A spokesman for Mr Cameron said: “The Prime Minister’s view is that the decision to release Megrahi was wrong and he deeply regrets the pain that his release has caused. However, it was a decision for the Scottish Executive alone.
“On the issue of links between BP and the release of Megrahi, the Foreign Secretary has made very clear that there is no evidence to support these claims.”
The row over the release of the only man convicted of blowing up Pan Am flight 103 in December, 1988 will cast a shadow over Mr Cameron’s first trip to Washington as Prime Minister.
He was hoping to use the three-day visit to develop his personal relationship with Mr Obama, after a promising meeting at the G20 meeting in Toronto last month.
The two leaders will have a private meeting in the Oval Office tomorrow morning.
Following sharp cuts to the public sector, Mr Cameron is thought to have ordered an “austerity visit” — flying on a normal scheduled airline to reduce costs. The transatlantic row over BP has dogged diplomatic relations since April, when an explosion on its Deepwater Horizon rig caused a massive oil leak in the Gulf of Mexico.
The oil giant has become a pariah in America and the announcement last week that the leak had been finally capped has done little to improve its standing. US senators have turned their focus to BP’s possible role in the release of Megrahi last year.

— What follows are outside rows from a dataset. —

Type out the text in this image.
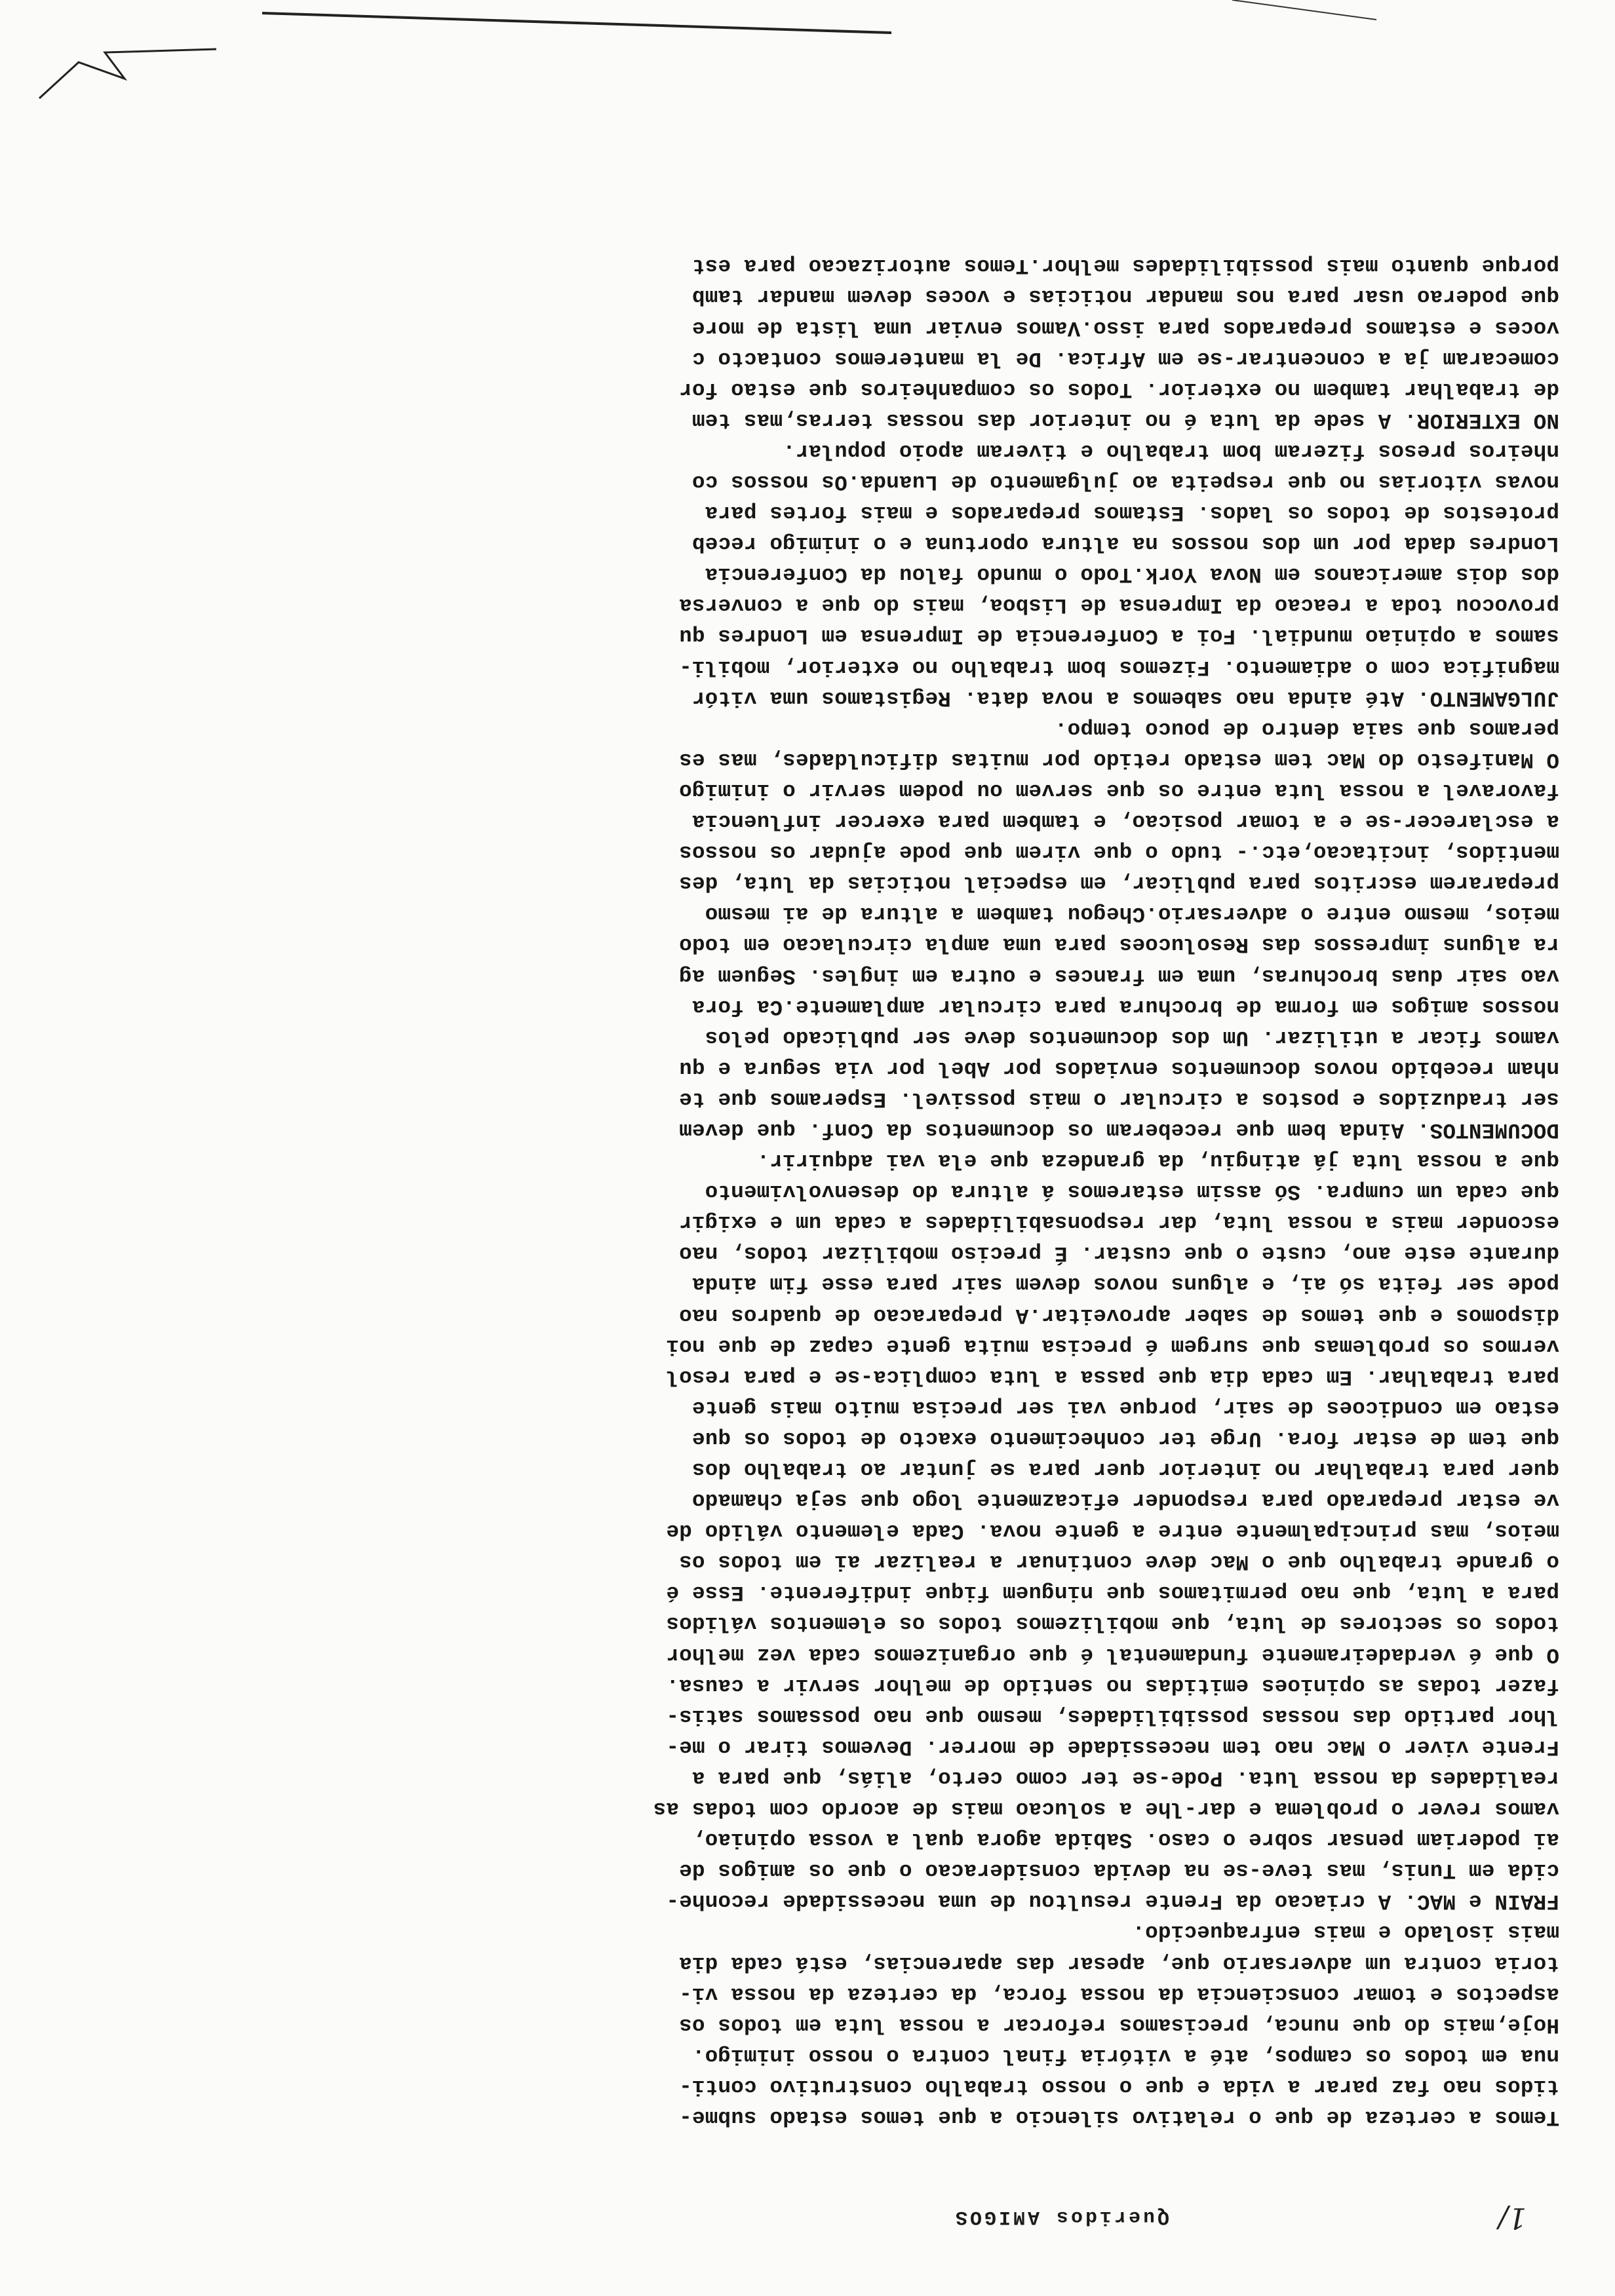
1/
Queridos AMIGOS
Temos a certeza de que o relativo silencio a que temos estado subme-
tidos nao faz parar a vida e que o nosso trabalho construtivo conti-
nua em todos os campos, até a vitória final contra o nosso inimigo.
Hoje,mais do que nunca, precisamos reforcar a nossa luta em todos os
aspectos e tomar consciencia da nossa forca, da certeza da nossa vi-
toria contra um adversario que, apesar das aparencias, está cada dia
mais isolado e mais enfraquecido.
FRAIN e MAC. A criacao da Frente resultou de uma necessidade reconhe-
cida em Tunis, mas teve-se na devida consideracao o que os amigos de
ai poderiam pensar sobre o caso. Sabida agora qual a vossa opiniao,
vamos rever o problema e dar-lhe a solucao mais de acordo com todas as
realidades da nossa luta. Pode-se ter como certo, aliás, que para a
Frente viver o Mac nao tem necessidade de morrer. Devemos tirar o me-
lhor partido das nossas possibilidades, mesmo que nao possamos satis-
fazer todas as opinioes emitidas no sentido de melhor servir a causa.
O que é verdadeiramente fundamental é que organizemos cada vez melhor
todos os sectores de luta, que mobilizemos todos os elementos válidos
para a luta, que nao permitamos que ninguem fique indiferente. Esse é
o grande trabalho que o Mac deve continuar a realizar ai em todos os
meios, mas principalmente entre a gente nova. Cada elemento válido de
ve estar preparado para responder eficazmente logo que seja chamado
quer para trabalhar no interior quer para se juntar ao trabalho dos
que tem de estar fora. Urge ter conhecimento exacto de todos os que
estao em condicoes de sair, porque vai ser precisa muito mais gente
para trabalhar. Em cada dia que passa a luta complica-se e para resol
vermos os problemas que surgem é precisa muita gente capaz de que noi
dispomos e que temos de saber aproveitar.A preparacao de quadros nao
pode ser feita só ai, e alguns novos devem sair para esse fim ainda
durante este ano, custe o que custar. É preciso mobilizar todos, nao
esconder mais a nossa luta, dar responsabilidades a cada um e exigir
que cada um cumpra. Só assim estaremos á altura do desenvolvimento
que a nossa luta já atingiu, da grandeza que ela vai adquirir.
DOCUMENTOS. Ainda bem que receberam os documentos da Conf. que devem
ser traduzidos e postos a circular o mais possivel. Esperamos que te
nham recebido novos documentos enviados por Abel por via segura e qu
vamos ficar a utilizar. Um dos documentos deve ser publicado pelos
nossos amigos em forma de brochura para circular amplamente.Ca fora
vao sair duas brochuras, uma em frances e outra em ingles. Seguem ag
ra alguns impressos das Resolucoes para uma ampla circulacao em todo
meios, mesmo entre o adversario.Chegou tambem a altura de ai mesmo
prepararem escritos para publicar, em especial noticias da luta, des
mentidos, incitacao,etc.- tudo o que virem que pode ajudar os nossos
a esclarecer-se e a tomar posicao, e tambem para exercer influencia
favoravel a nossa luta entre os que servem ou podem servir o inimigo
O Manifesto do Mac tem estado retido por muitas dificuldades, mas es
peramos que saia dentro de pouco tempo.
JULGAMENTO. Até ainda nao sabemos a nova data. Registamos uma vitór
magnifica com o adiamento. Fizemos bom trabalho no exterior, mobili-
samos a opiniao mundial. Foi a Conferencia de Imprensa em Londres qu
provocou toda a reacao da Imprensa de Lisboa, mais do que a conversa
dos dois americanos em Nova York.Todo o mundo falou da Conferencia
Londres dada por um dos nossos na altura oportuna e o inimigo receb
protestos de todos os lados. Estamos preparados e mais fortes para
novas vitorias no que respeita ao julgamento de Luanda.Os nossos co
nheiros presos fizeram bom trabalho e tiveram apoio popular.
NO EXTERIOR. A sede da luta é no interior das nossas terras,mas tem
de trabalhar tambem no exterior. Todos os companheiros que estao for
comecaram ja a concentrar-se em Africa. De la manteremos contacto c
voces e estamos preparados para isso.Vamos enviar uma lista de more
que poderao usar para nos mandar noticias e voces devem mandar tamb
porque quanto mais possibilidades melhor.Temos autorizacao para est
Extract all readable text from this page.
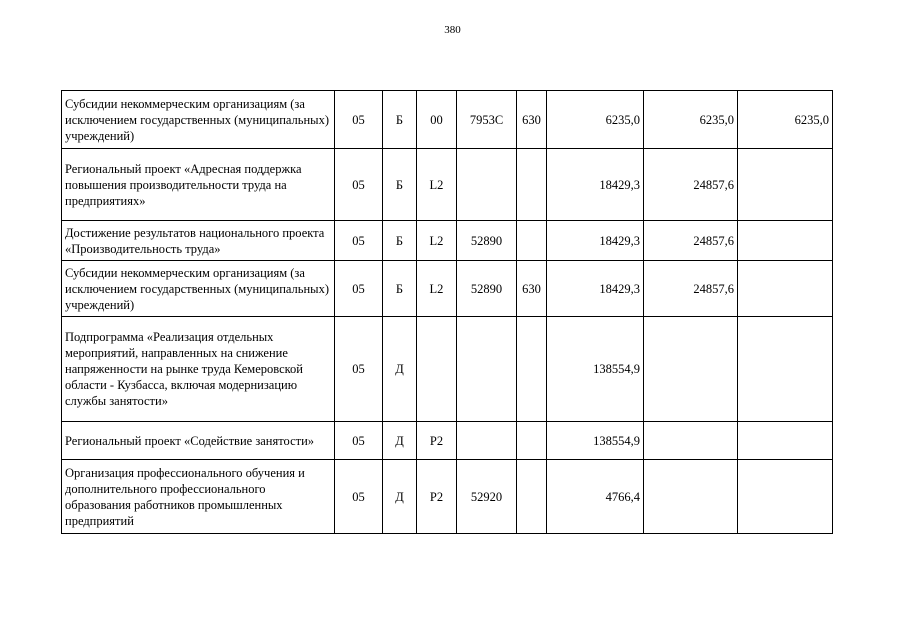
380
Субсидии некоммерческим организациям (за исключением государственных (муниципальных) учреждений)	05	Б	00	7953С	630	6235,0	6235,0	6235,0
Региональный проект «Адресная поддержка повышения производительности труда на предприятиях»	05	Б	L2			18429,3	24857,6	
Достижение результатов национального проекта «Производительность труда»	05	Б	L2	52890		18429,3	24857,6	
Субсидии некоммерческим организациям (за исключением государственных (муниципальных) учреждений)	05	Б	L2	52890	630	18429,3	24857,6	
Подпрограмма «Реализация отдельных мероприятий, направленных на снижение напряженности на рынке труда Кемеровской области - Кузбасса, включая модернизацию службы занятости»	05	Д				138554,9		
Региональный проект «Содействие занятости»	05	Д	Р2			138554,9		
Организация профессионального обучения и дополнительного профессионального образования работников промышленных предприятий	05	Д	Р2	52920		4766,4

BP has admitted lobbying the Government to sign a prisoner transfer agreement with Libya, which paved the way for the release of the terrorist.
Saif al-Islam al-Gaddafi, the son of Libyan dictator Col Muammar Gaddafi, has previously admitted that for Libya the only prisoner that mattered was Megrahi.
The US Senate is to hold a hearing on BP’s role in the scandal next week and will summon senior executives from the company and British government officials.
Mr Cameron faces striking a difficult balance between restating his opposition to the decision to release Megrahi and protecting the reputations of BP and Britain from a further battering.
Sir Nigel Sheinwald, the British ambassador to Washington, and William Hague, the Foreign Secretary, have already been forced to issue statements stressing that there was no link between the prisoner’s release and BP winning lucrative oil concessions.
Mr Cameron will make his case during a series of meetings with senators and other members of Congress tomorrow after his meeting with the President.
However, it is understood that Downing Street will resist giving the Senate access to internal documents and officials involved in the decision.